My darling, I know so well the value of your truth and the strength of your love that it almost maddens me to think I have ever wronged you in this way. If I should ever do it again, I fear that something terrible would be the consequence. Do not misunderstand me. I do not want you to give up a single pleasure or freedom; it would drive me mad if I thought my foolishness had made you think that necessary. No, my dear, it will be more soothing to me now for you to exhibit the utmost freedom in your intercourse with others. But then you May think it would lead to other jealousies hereafter. Oh, God! what an abyss I am standing upon when any course that my darling pursues might precipitate me into wretchedness.

No, with His help such will not be the case. Love is the balm for all such trouble, and thank Heaven I have no right to complain of lack of that.

No, we will be happy yet. Truth and devotion will never want for its reward. I believe that it was God directed me to that thought. No one else could have foreseen its soothing effect.
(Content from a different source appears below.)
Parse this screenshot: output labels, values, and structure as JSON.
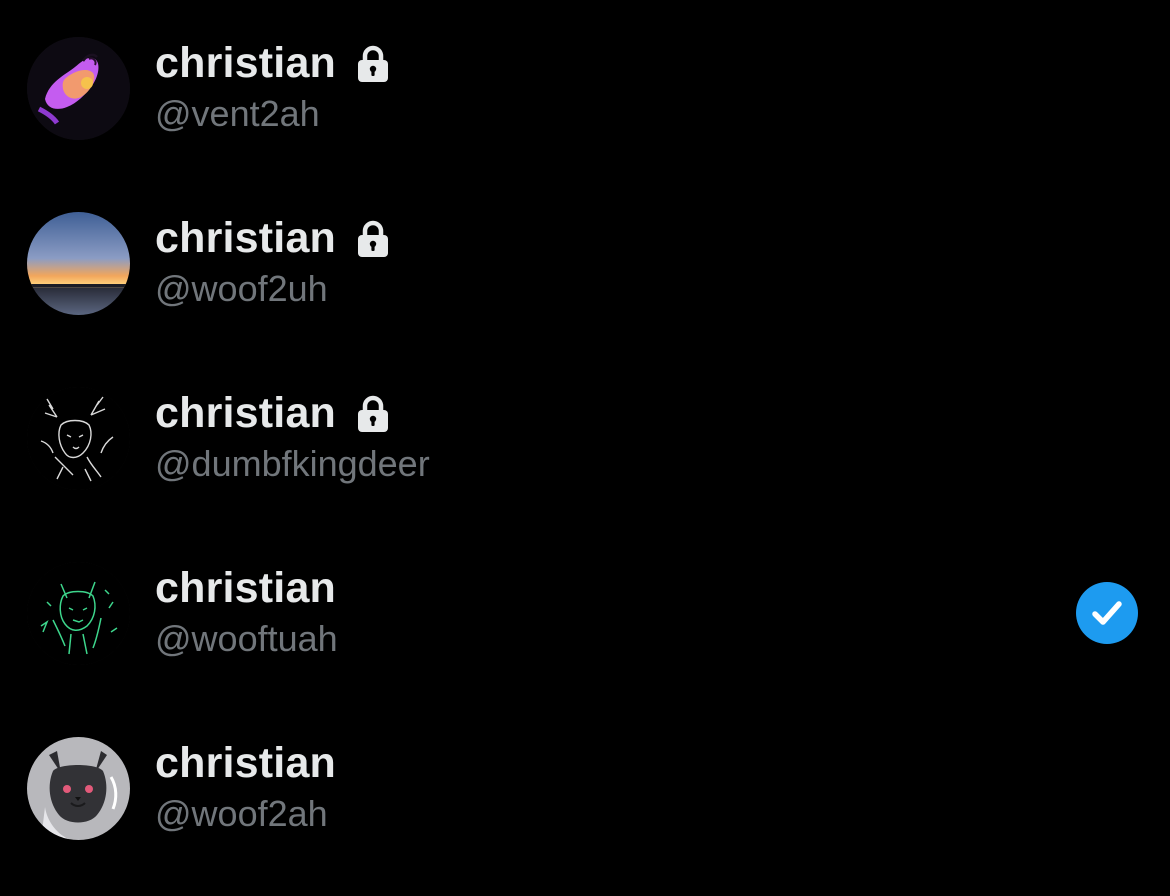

Well, my dear, I hope this letter will not wound you much. It is an honest one. It contains hints of things I have never dared to write before, and hope I May never have occasion to write again. I think I shall drive my pony single this afternoon. I will pass by and May call for you. If I do, come out to the gate, as I do not want to hitch her. If I send this by a boy you need not send an answer by him unless you desire to write a short note and answer at some other time.